After watching the first episode of HBO’s new docuseries The Case Against Adnan Syed, all I could think was: I’m exhausted by this case. And if I feel that way, then I can only imagine how Hae Min Lee’s family might feel having their daughter’s murder, that they thought was long resolved, dredged up as a means of national entertainment and speculation for the past half decade. One podcast segueing into another segueing into a multiple episode TV show on the most prestigious cable network in the country. Because when you get down to its most basic facts, it starts to feel like what could have fit inside a half hour episode of Forensic Files has become the most prolonged episode of Dateline of all time.

Serial was for me, like many others, a gateway podcast. I never could have known that it would eventually lead to hours of my life disappearing into the true crime podcast void. And I loved it at the time. It made me wonder: what had actually happened to Hae, and had Adnan been wrongfully accused? But the more I looked back at it, the more I wondered how could everything have led so succinctly to being falsely accused? I got stuck on the cell towers. You can guess what I started to think.

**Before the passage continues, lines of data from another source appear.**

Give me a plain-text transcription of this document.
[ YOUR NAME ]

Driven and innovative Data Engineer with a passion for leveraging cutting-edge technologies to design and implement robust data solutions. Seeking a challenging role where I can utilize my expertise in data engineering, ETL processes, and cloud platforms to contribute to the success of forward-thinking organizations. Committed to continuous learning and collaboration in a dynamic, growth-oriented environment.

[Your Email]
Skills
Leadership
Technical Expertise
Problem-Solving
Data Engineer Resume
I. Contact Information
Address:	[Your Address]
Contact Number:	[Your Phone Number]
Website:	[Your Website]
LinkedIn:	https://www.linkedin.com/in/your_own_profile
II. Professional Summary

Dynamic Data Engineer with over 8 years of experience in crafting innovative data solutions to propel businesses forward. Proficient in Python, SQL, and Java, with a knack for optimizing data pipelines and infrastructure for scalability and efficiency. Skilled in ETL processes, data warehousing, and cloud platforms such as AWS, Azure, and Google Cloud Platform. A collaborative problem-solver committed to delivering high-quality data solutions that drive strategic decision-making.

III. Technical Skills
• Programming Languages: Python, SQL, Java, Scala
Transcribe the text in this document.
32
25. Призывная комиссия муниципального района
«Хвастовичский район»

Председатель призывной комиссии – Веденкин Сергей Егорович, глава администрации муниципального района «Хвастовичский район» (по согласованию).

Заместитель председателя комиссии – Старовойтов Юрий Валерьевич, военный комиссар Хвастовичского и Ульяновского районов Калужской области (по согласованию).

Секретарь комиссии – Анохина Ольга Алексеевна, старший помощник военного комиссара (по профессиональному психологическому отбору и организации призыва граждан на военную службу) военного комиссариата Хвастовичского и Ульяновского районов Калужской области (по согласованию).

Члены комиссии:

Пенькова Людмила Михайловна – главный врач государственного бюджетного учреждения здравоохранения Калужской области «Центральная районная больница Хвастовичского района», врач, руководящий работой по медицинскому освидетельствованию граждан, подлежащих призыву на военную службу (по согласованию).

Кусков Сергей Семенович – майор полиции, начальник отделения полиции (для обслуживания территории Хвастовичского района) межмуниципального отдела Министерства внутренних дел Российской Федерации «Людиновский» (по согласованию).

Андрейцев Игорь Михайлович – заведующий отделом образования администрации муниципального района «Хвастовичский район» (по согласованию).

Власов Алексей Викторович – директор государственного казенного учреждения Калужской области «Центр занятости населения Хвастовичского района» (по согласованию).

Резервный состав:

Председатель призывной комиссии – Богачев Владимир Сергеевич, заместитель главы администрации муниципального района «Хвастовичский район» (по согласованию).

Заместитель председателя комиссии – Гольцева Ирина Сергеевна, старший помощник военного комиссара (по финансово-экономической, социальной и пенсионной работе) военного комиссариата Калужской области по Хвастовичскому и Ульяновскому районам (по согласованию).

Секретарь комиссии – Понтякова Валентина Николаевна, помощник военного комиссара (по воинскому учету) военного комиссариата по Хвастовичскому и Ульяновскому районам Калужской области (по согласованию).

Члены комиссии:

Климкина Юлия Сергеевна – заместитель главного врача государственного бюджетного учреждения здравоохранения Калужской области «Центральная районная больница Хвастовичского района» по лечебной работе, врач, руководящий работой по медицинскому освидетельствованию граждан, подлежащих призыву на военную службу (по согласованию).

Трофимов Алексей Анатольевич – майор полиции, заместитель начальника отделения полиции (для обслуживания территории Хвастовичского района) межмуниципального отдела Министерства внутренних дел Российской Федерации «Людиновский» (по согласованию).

Still, while I was worn out by the did he or didn’t he debate, I was, at least initially, excited by the advent of HBO’s new series. I thought it would go where Serial didn’t, and examine heretofore unexplored crevices that would shed a more pronounced, critical and objective light onto the case. Perhaps there’s more to come, but with the first episode I couldn’t really see what the point was. Sure we got to actually see the players, but there’s google for that? Aside from the revelation that Woodlawn High students were forced to carry around agendas that marked down even their bathroom trips (ugh, high school, where peeing is practically a crime), there was no real new information. We got to know Adnan’s family, but that comes with its own set of issues….

Sure, if Adnan isn’t guilty then we need this show, we need Serial, we need anything and everything that will examine the holes in our society’s justice system. But if he is guilty? Well, then The Case Against Adnan Syed is a little too one sided, a portrait that extends sympathy to a potential perpetrator without in depth and thorough examination. There is a lack of critical reading into the evidence, and into the way in which Adnan portrays himself and continues to be given the platform to portray himself. The empathy for Hae Min Lee and her family falls a little too flat, almost just lip service to justify what’s ultimately a money making venture. There are thousands of cold and wrongfully accused cases out there. Without a deep and nuanced portrayal of Hae Min Lee herself, is this one really worthy of continued and renewed attention?

Hae’s tragic death is a puzzle that we want to solve entirely and irrefutably. The wanting to know what happened with absolution is something we crave in all murder cases, but so often that isn’t possible. Sometimes we’re left with damning evidence and yet no body can be found. Sometimes we’re left with a body and yet no answers can be found. Sometimes we’re left with smoke and mirrors and the inability to identify another likely suspect other than the most obvious one. Ultimately, we’re left to wrestle with what killers look like. When the mask comes down, sometimes it turns out there was no mask. After all, the killers, they were just you and me.